Monday, May 16, 2011

Purple Day

Today I had my music vocal exam. In the morning, the most convenient kurta that came out was purple.
As I was leaving the house, the hole in my umbrella seemed to be getting bigger, so my mum brought me another, and it turned out to be... purple! (The previous one was blue).

As I sang, my eyes absent-mindedly trailed along the examiner's sari border at her feet. Red, I realised as the song got over. And omg! Purple sari!

The exam got over before I knew it. I came out of the room thinking, it was a shade better than last year. That shade must have been black, I joked to myself, referring to my salwar. Unlike last year, when my entire attire was a mix and match combo of purple kurta and salwar, the last exam, in which I'd blanked out on the songs and hence repeated this year.

There shouldn't be an exam for music, I pondered as I fried purple-pink onions back home. Just you and your teacher, then you and your audience, then you and your teacher again. Of course I knew the merits of the exam. For the moment I wanted to believe in a life without exams, and I'm still stiflling an urge to go holidaying in the Caribbean, since a holiday even inside my country isn't possible right now due to too many reasons to quote here.

As I walked to my music teacher's house, there was a kid on a cycle, her father behind her (couldn't believe they were out on this exercise in the blinding sun). She had on an orange shirt, and mismatching purple pants! With white polka dots of course...

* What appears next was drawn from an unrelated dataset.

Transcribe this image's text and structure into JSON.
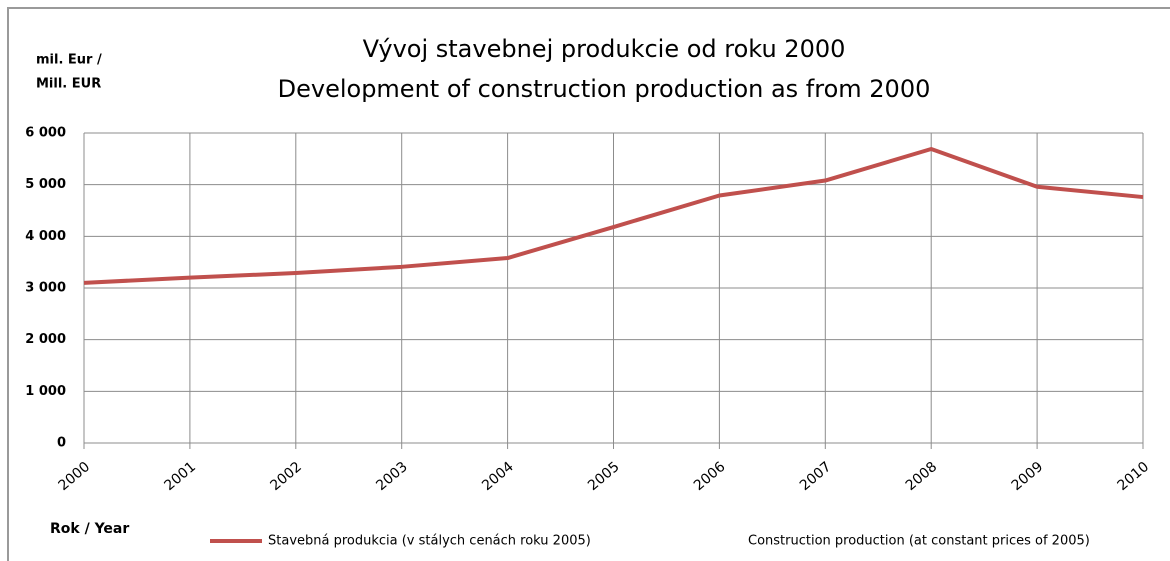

I was rummaging through my wardrobe in the evening. Dinner invitation. Thankfully, I'd already worn the last two purple tops yesterday. Knowing me and my habit of wearing 5% of my wardrobe 95% of the time, I'd have ended my day with purple, and I'd have started imagining that my tomato juice screwdriver was a purple whirlpool at that moment when I got sick of it...

Tuesday, May 10, 2011

The Story of a Song


(This was written for a 1-min story telling competition)
Once upon a time there was a song. She loved to flow, just like brooks and rivulets and impulsive poetry.
Birds trilled her, baritones embraced her.
She breezed through hills, she whistled through city lanes. At times she felt caged by her own network of notes. At times, she was the laughter of an alien tongue, a delightful surprise. At times her notes would stand parallel, in attention. At times, they'd rush and roll into a crescendo. At times she spoke nothing.
The last occasion she strummed a heart string, her last “sighting”, reported this time by a little leaf on a bountiful tree, was one melon-yellow sunset. She stepped lightly into a fallen ray. It was perfect.